Peter Brock Was Not A Saint

Peter Brock Was Not A Saint

Peter Brock abused his first wife.

This shattering revelation is the turning point in a new movie, Brock: Over the Top, and the one that lifts it well beyond just another feel-good romp through Peter Perfect’s television highlights reel.

At last there is a production which does far more to reveal the real Peter Brock, going beyond the well-worn path of the legendary racing car champion and Australian sporting icon, than anything else which has come since his awful early death.

Michelle Downes, a former Miss Australia who married Brock in the early 1970s in a tidal wave of passion and media coverage, finally confirms the big dirty secret in the life of Brock in the impressive new documentary.

She is open and real and there are newspaper clippings from the time to support her statements on life with the early Brock.

Downes talks about calling the police and being told it was a “domestic” and they would not get involved.

In those days Brock was a smoker, a drinker, a meat eater and much, much more. He was as wild as a high-country brumby and unlike anyone else in motor racing.

His days of yoga, herbal tea and spiritualism were over the horizon in the far distant future.

As time passed in the 1970s and into the 1980s, Brock’s rough edges were knocked away – by Harry Firth in the garage, Tim ‘Plastic’ Pemberton in the publicity department and Beverly ‘Bevo’ Brock in his personal life – and all of these key people are shown, with Plastic and Bevo doing honest face-to-face interviews in the same way as Downes and a host of others.

In many ways it’s the interviews that turn the latest Brock production into a two-step film, as the racetrack pictures and Brock’s personal chat carry the story with colour-and-movement before the personal interviews provide context, emotion and reflection. The distinction is provided by sepia colouring of the interviews, which are conducted ‘down-the-barrel’ directly into the camera almost like evidence in a courtroom.

The action pictures are great, from the rare early colour coverage of his home-built Austin A30 through the Torana glory days to the later years in Commodores.

Smart editing also provides Brock’s thoughts on many events, including the victory in the Repco Reliability Trial in 1979 that he personally regarded as his greatest success.

The action is linked, and explained, and made real, by the interviews as a long string of motorsport identities – Allan Moffat, Dick Johnson, John Harvey and Graeme ‘Mort’ Brown, take their turn in front of the camera and talk racing.

Phil Scott, the retired doyen of motorsport journalists and former Wheels editor, talks through the Brock business empire and the Polarizer incident that fractured ties with Holden.

Then there are the family members, from Brock’s brothers Lewis and Phil to his three children and his last love, and partner at the time of his death, Julie Bamford.

The insights are real and often raw, particularly when his daughter Alexandra talks about her relationship with her father and Phil talks about being sacked by his brother, and this will be the first time that many viewers are aware of the complications in Brock’s life and relationships.

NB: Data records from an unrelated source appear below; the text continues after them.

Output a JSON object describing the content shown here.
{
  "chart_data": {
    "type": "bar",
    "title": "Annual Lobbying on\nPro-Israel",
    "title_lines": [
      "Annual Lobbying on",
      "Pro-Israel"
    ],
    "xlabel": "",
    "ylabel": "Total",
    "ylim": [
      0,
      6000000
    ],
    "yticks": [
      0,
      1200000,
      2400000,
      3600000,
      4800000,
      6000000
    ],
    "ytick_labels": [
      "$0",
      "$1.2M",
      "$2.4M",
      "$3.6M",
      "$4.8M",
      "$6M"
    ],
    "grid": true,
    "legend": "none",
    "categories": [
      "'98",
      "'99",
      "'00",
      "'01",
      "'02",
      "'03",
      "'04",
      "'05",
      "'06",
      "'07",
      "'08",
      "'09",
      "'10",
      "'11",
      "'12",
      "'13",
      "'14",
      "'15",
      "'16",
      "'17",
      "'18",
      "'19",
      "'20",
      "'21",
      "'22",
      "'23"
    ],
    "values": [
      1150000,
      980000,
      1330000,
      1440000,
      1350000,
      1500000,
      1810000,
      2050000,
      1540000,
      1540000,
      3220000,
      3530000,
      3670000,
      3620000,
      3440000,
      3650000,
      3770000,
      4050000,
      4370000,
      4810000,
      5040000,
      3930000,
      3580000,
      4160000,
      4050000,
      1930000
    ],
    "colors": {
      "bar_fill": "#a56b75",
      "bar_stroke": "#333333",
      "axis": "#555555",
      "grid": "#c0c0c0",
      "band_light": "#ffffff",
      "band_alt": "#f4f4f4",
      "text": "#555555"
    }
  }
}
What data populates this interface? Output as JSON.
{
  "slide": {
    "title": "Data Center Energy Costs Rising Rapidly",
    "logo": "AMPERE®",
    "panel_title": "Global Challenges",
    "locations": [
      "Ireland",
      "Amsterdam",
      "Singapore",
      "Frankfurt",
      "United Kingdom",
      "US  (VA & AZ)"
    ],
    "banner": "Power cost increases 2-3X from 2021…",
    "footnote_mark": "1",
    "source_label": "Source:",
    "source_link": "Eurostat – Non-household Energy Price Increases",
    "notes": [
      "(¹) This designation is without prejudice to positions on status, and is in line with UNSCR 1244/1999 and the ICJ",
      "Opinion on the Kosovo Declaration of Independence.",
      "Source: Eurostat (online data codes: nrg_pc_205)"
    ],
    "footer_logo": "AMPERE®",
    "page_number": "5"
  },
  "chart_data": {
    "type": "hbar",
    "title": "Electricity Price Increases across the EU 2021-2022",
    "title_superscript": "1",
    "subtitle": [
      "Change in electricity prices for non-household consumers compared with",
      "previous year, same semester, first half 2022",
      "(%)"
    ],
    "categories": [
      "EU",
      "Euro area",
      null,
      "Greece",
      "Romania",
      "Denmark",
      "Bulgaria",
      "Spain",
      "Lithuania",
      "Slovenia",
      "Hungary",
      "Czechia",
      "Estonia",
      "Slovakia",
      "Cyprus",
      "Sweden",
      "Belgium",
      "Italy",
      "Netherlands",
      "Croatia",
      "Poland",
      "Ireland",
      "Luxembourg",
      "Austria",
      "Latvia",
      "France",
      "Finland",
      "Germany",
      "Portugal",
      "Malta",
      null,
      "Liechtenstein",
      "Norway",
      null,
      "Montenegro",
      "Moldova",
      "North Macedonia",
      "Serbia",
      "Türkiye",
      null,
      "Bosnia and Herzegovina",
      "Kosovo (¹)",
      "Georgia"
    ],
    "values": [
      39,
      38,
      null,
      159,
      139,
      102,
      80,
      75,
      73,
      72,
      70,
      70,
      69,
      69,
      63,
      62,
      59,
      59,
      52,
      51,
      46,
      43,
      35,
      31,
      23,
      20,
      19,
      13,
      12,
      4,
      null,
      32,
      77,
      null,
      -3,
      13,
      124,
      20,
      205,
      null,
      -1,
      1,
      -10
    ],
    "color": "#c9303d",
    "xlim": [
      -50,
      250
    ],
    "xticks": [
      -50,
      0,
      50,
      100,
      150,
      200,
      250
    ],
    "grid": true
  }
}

Some people unload personal baggage in their interviews, but that is the way they see things and their part in the Brock story.

By the finish, the new Brock movie provides a proper 3D view of an amazing man who was so much more than just a race-car driver.

From a personal perspective, as Brock was a genuine friend to me and we shared many personal and intimate moments, I like the movie and I think the production team has done an A-grade job on a difficult topic and a complicated character.

Some people will find it hard to watch some parts, and diehard Brock fans will be in denial about some of the commentary.

But it’s true and real and a five-star effort that’s essential viewing for anyone with even a passing interest in a man who was a living national treasure.

Brock: Over the Top is made for the cinema and is available to rent from Friday, July 3 on Apple TV, Fetch, Foxtel Movies, Google Play, Sony PlayStation and Microsoft Xbox.